Grant Shapps: The simple answer is no Department can make it happen on their own, but we have some really great Pathfinder type programmes on community budgets, place based budgets as they were called in the past. These are just an idea whose time has come, and we absolutely must deliver on it. It is crazy to have so many completely unlinked funding streams, often not appreciating that the other one is there. I do not have the information today I'm afraid to give you the update off the top of my head, but I do know that we are well progressed with a whole range of pilot schemes with details that I can probably forward the Committee, if that is helpful.

Andrew Stunell: There are 16 pilots that are specifically in action at the moment, and we recently announced at last week's Local Government Conference that we would be recruiting another 50 or 60 for next year, with a view to expanding that as quickly as we can. But to answer Mr Hollingbery's point, we certainly recognise that there is a long way to go, and it will require a huge cooperative effort across Whitehall to deliver it as effectively as we believe it should be. I do not think it is a secret that there is a silo mentality in policy delivery terms in central Government. And I think, Chairman, you were perhaps acknowledging that with your eyebrows. So getting past that is a really significant challenge, but there is real energy behind it both inside the Department and across Departments to make sure that we can deliver, initially with quite a small number of local authorities and quite a confined set of policy areas, but very quickly we need to get that to be looking holistically at neighbourhoods and all the public funding going to specific neighbourhoods.
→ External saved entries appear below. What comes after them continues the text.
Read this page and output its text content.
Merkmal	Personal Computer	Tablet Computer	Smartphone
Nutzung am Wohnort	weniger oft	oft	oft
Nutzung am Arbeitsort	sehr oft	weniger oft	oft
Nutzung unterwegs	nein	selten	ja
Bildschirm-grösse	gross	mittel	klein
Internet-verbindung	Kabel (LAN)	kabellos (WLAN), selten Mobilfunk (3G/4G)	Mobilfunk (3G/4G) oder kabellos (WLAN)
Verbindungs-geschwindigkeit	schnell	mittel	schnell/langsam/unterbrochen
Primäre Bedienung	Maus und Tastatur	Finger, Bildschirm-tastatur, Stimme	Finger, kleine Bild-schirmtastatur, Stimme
Q412 Chair: I think we understand you have to leave.

Grant Shapps: Yes, I do. But there is no point in my writing on that point now; that is what I wanted to find out, the numbers for you.

Q413 Chair: I think it would be helpful if you could particularly respond to the points that Manchester put to us when we were there about pooled budgets for housing, transport and skills. It was actually the private sector representatives who were with us in the room who said "We think we would get a much better deal if that was a pooled budget we could spend locally talking to our local councillors about rather than with different Government Departments spending separately in Whitehall."
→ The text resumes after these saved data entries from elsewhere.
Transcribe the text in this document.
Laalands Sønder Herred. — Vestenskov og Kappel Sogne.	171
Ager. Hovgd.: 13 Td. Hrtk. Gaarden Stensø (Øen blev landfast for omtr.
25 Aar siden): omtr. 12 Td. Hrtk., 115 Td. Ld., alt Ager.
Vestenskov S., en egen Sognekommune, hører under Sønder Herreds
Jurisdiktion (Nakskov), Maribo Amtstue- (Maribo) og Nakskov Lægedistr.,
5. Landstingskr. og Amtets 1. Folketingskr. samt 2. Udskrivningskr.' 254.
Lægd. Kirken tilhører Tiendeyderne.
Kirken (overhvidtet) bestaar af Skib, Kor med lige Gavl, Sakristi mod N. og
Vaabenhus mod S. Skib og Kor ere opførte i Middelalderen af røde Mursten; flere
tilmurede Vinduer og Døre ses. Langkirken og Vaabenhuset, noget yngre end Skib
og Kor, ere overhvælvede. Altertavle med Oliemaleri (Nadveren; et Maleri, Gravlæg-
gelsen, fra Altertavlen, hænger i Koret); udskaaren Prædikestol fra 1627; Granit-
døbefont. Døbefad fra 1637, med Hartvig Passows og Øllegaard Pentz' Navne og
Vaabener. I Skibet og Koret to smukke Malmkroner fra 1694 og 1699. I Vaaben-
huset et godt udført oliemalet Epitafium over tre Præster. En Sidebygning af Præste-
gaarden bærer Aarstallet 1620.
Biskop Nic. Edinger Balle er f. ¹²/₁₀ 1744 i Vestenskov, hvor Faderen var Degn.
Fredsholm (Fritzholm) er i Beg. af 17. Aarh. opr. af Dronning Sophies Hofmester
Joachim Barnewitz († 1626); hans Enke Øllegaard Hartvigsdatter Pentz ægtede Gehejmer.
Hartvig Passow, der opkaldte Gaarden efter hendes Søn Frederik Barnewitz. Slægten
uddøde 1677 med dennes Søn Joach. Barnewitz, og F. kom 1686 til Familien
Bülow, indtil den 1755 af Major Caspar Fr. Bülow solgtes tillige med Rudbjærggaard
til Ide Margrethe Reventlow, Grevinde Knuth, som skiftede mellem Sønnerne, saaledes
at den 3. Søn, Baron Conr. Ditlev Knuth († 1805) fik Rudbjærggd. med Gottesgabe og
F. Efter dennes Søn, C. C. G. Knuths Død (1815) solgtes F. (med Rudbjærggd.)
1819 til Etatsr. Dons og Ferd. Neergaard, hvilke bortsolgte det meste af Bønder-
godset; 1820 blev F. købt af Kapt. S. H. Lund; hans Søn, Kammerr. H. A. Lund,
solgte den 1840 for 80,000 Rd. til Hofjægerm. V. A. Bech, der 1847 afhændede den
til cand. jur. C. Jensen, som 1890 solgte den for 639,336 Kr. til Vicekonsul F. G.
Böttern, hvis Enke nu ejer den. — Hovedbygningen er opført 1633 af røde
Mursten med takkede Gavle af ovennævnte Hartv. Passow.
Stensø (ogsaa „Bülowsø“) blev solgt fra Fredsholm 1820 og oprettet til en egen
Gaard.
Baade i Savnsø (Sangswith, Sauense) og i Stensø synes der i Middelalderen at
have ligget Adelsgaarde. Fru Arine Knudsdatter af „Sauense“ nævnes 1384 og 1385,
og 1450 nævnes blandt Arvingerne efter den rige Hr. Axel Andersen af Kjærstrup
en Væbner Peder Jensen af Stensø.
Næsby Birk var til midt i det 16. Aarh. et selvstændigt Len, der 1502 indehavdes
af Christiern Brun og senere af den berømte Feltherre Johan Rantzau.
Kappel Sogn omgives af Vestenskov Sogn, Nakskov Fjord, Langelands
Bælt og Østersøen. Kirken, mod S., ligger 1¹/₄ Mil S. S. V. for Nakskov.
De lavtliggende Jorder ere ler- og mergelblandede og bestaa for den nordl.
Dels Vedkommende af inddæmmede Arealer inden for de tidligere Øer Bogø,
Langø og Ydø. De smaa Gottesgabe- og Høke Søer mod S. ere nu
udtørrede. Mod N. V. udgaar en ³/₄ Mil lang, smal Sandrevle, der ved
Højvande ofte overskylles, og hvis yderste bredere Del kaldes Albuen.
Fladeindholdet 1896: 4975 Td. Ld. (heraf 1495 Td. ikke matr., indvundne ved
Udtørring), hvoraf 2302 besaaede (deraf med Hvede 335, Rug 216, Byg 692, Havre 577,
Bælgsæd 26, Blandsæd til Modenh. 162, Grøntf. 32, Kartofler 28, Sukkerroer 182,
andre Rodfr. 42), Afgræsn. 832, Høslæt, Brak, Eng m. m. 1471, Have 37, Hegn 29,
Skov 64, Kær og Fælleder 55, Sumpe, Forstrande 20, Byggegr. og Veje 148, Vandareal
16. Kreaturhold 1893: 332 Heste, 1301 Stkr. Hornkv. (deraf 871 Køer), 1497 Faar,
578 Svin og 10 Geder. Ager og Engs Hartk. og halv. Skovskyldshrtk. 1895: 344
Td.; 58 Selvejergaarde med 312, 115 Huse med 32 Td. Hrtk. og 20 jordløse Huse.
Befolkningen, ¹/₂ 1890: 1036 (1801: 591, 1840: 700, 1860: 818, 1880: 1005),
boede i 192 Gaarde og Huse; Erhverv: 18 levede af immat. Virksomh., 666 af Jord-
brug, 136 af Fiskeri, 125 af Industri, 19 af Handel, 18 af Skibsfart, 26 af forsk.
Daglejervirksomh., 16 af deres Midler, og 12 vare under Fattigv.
Grant Shapps: I would be really keen to do that. I have to say, just as a general message, a bit like that day at Prime Minister's Questions, where an MP stood up and said the situation is x because a PFI project to do with regeneration had not gone ahead, it was not until we actually went up there and talked to people and really understood the issues that we got a full understanding. So I would appeal to anybody who thinks they have got a particular issue to approach us. We are very accessible to the idea of trying to remove any blockages. One of the things that comes into this category is the barrier busting that we are keen to do. Again, community budgets often is a barrier, an imaginary silo based department barrier, that could be actually very real, but it should not be, it should be imaginary and could be busted, and we are very keen to do that.

Chair: And if you could let us have a note about the Manchester proposals that would be very helpful indeed. Thank you both very much indeed for spending so much time with us this afternoon, we really appreciate it.